Chris Marangi, an analyst with Gabelli & Co., said the portion of sales coming from the Web sites has been growing steadily.
The home shopping networks are by definition "built for the Internet," with rich video content that works well on the Web as on mobile devices such as smartphones, Marangi said.
The debut of Blige's new perfume “My Life” on HSN shows how far the network has come. The launch not only broke sales records for the channel, but it defied the traditional retail route for a prestige perfume debut.
“No prestige fragrance has ever been launched in this channel of distribution,” said Mindy Grossman, the former Nike and Ralph Lauren executive who took the HSN Inc. CEO spot in 2006.
HSN backed the roll out of Blige's fragrance with a documentary that spotlighted her back-from-the-brink story.
Today, 70 percent of the products HSN sells are new or did not exist in 2006 when Grossman joined the company. At that time, sales were stagnant, Grossman said. The company's sales grew 2.6 percent to $2.01 billion last year, outpacing the growth of many retailers.
“HSN at that point was very frozen in time. It was like Miss Havisham in ‘Great Expectations’,” she said. “It wasn’t modern or relevant.”
Grossman pruned $130 million in goods, including housewares that were of generic or dubious quality, and made definitive decisions, like not selling polyester, elastic-waist pants.
The retailer set out to partner with authorities in their fields, such as ELLE magazine for fashion and chefs like Emeril Lagasse for kitchenware.
"Years ago, it was more difficult to get the attention of brands. It’s not difficult for us anymore. More and more often, calls are coming to us, not the other way around."

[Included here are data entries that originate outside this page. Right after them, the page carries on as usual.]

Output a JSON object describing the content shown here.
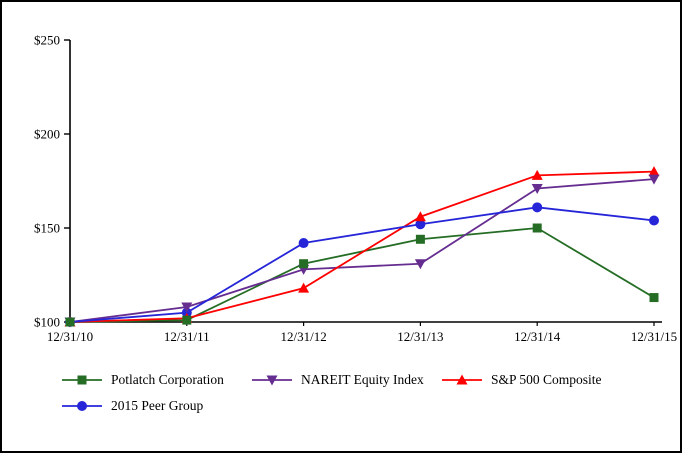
{
  "chart_data": {
    "type": "line",
    "title": "",
    "xlabel": "",
    "ylabel": "",
    "x": [
      "12/31/10",
      "12/31/11",
      "12/31/12",
      "12/31/13",
      "12/31/14",
      "12/31/15"
    ],
    "series": [
      {
        "name": "Potlatch Corporation",
        "marker": "square",
        "color": "#256d25",
        "values": [
          100,
          101,
          131,
          144,
          150,
          113
        ]
      },
      {
        "name": "NAREIT Equity Index",
        "marker": "triangle-down",
        "color": "#662d91",
        "values": [
          100,
          108,
          128,
          131,
          171,
          176
        ]
      },
      {
        "name": "S&P 500 Composite",
        "marker": "triangle-up",
        "color": "#ff0000",
        "values": [
          100,
          102,
          118,
          156,
          178,
          180
        ]
      },
      {
        "name": "2015 Peer Group",
        "marker": "circle",
        "color": "#2626d8",
        "values": [
          100,
          105,
          142,
          152,
          161,
          154
        ]
      }
    ],
    "ylim": [
      100,
      250
    ],
    "yticks": [
      100,
      150,
      200,
      250
    ],
    "ytick_labels": [
      "$100",
      "$150",
      "$200",
      "$250"
    ],
    "axis_color": "#000000",
    "background": "#ffffff",
    "grid": false,
    "legend_position": "bottom"
  }
}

Better brands started to come around, such as the high-end independent beauty label Carol’s Daughter, which worked with Blige on her fragrance, and luxury fashion from designers such as Badgley Mischka.
Grossman also revamped the viewing experience, ditching the “very aggressive” on-air selling style, she said. “We didn’t want to pander.

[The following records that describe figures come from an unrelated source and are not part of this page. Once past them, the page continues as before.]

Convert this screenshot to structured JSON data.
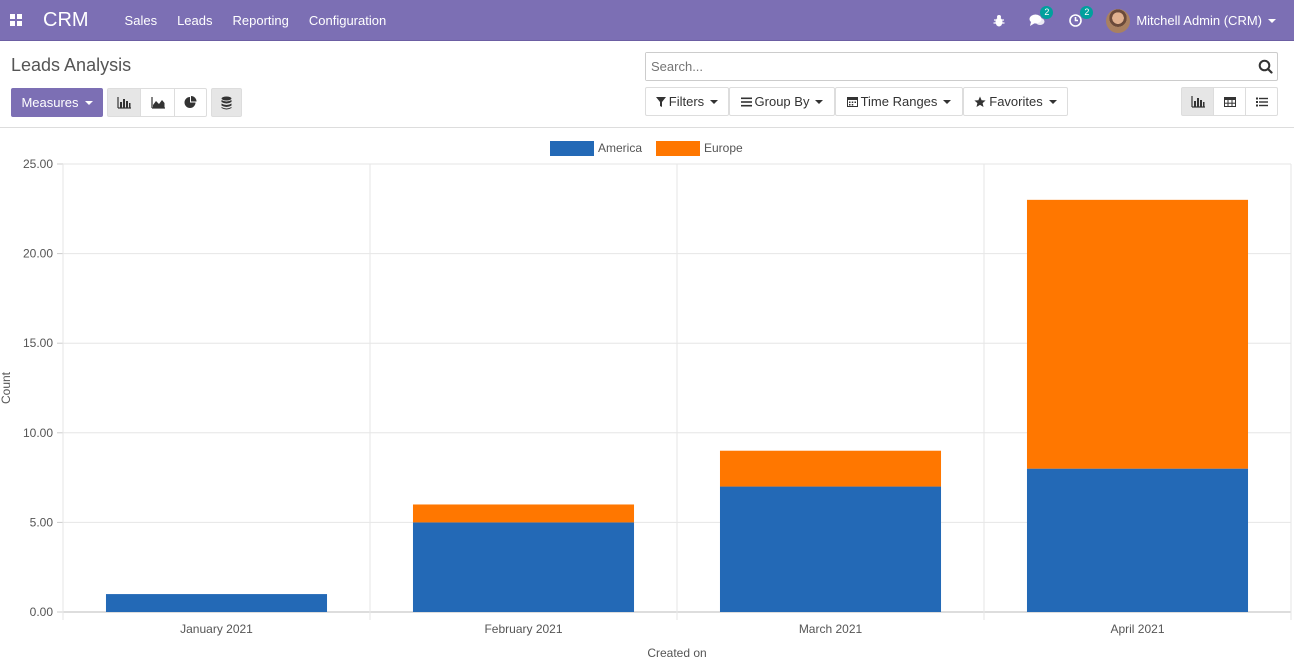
{
  "navbar": {
    "brand": "CRM",
    "menu": [
      "Sales",
      "Leads",
      "Reporting",
      "Configuration"
    ],
    "messages_badge": "2",
    "activities_badge": "2",
    "user": "Mitchell Admin (CRM)"
  },
  "control": {
    "title": "Leads Analysis",
    "measures_label": "Measures",
    "search_placeholder": "Search...",
    "filters_label": "Filters",
    "groupby_label": "Group By",
    "timeranges_label": "Time Ranges",
    "favorites_label": "Favorites"
  },
  "colors": {
    "navbar": "#7c6fb4",
    "america": "#2369b6",
    "europe": "#ff7700"
  },
  "chart_data": {
    "type": "bar",
    "stacked": true,
    "categories": [
      "January 2021",
      "February 2021",
      "March 2021",
      "April 2021"
    ],
    "series": [
      {
        "name": "America",
        "values": [
          1,
          5,
          7,
          8
        ]
      },
      {
        "name": "Europe",
        "values": [
          0,
          1,
          2,
          15
        ]
      }
    ],
    "xlabel": "Created on",
    "ylabel": "Count",
    "ylim": [
      0,
      25
    ],
    "yticks": [
      "0.00",
      "5.00",
      "10.00",
      "15.00",
      "20.00",
      "25.00"
    ],
    "grid": true,
    "legend": "top-center"
  }
}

“If you fast-forward to today, we are truly an aspirational and inspirational network of experiences that immerses people in stories, brands and personalities that inspire them so that they want to have the product,” she said.
That concept is embodied by both the Blige fragrance and a 400-item line of products from India, Bali and Italy inspired by "Eat, Pray, Love," the Julia Roberts’ film based on Elisabeth Gilbert’s bestselling memoir of self discovery.
Both HSN and QVC have a wide audience, with incomes higher than one might imagine. HSN said its average customer has a household income of about $75,000, while QVC customers skew a little higher, with a household income between $75,000 and $200,000.
QVC’s Quiet Coming of Age
QVC has benefited as suppliers reacted to an increasingly challenging environment for brand-building through traditional retail outlets and conventional media platforms, according to QVC's Rose.
"The world of better brands has gradually been discovering QVC as a way to augment what they currently do,” he said.
Last year, the network, which has $4.9 billion in sales, partnered with Isaac Mizrahi on an exclusive apparel collection. The network was drawn by the designer, who had both couture credibility and a colorful personality.
QVC continues to build its fashion footprint with the debut of an exclusive line, Liz Claiborne New York. Other recent launches include clothing and accessories line K-Dash by reality TV stars the Kardashians, and MOD by Janie Bryant, the costume designer for “Mad Men,” the hit show set in the 1950s.
QVC also will be back at Fashion Week as a co-sponsor of Fashion Night Out with Vogue magazine. In addition to playing a prominent role in this event, QVC also will have a pop-up store in Rockefeller Center.
“Years ago, it was more difficult to get the attention of brands,” Rose said. “It’s not difficult for us anymore. More and more often, calls are coming to us, not the other way around.”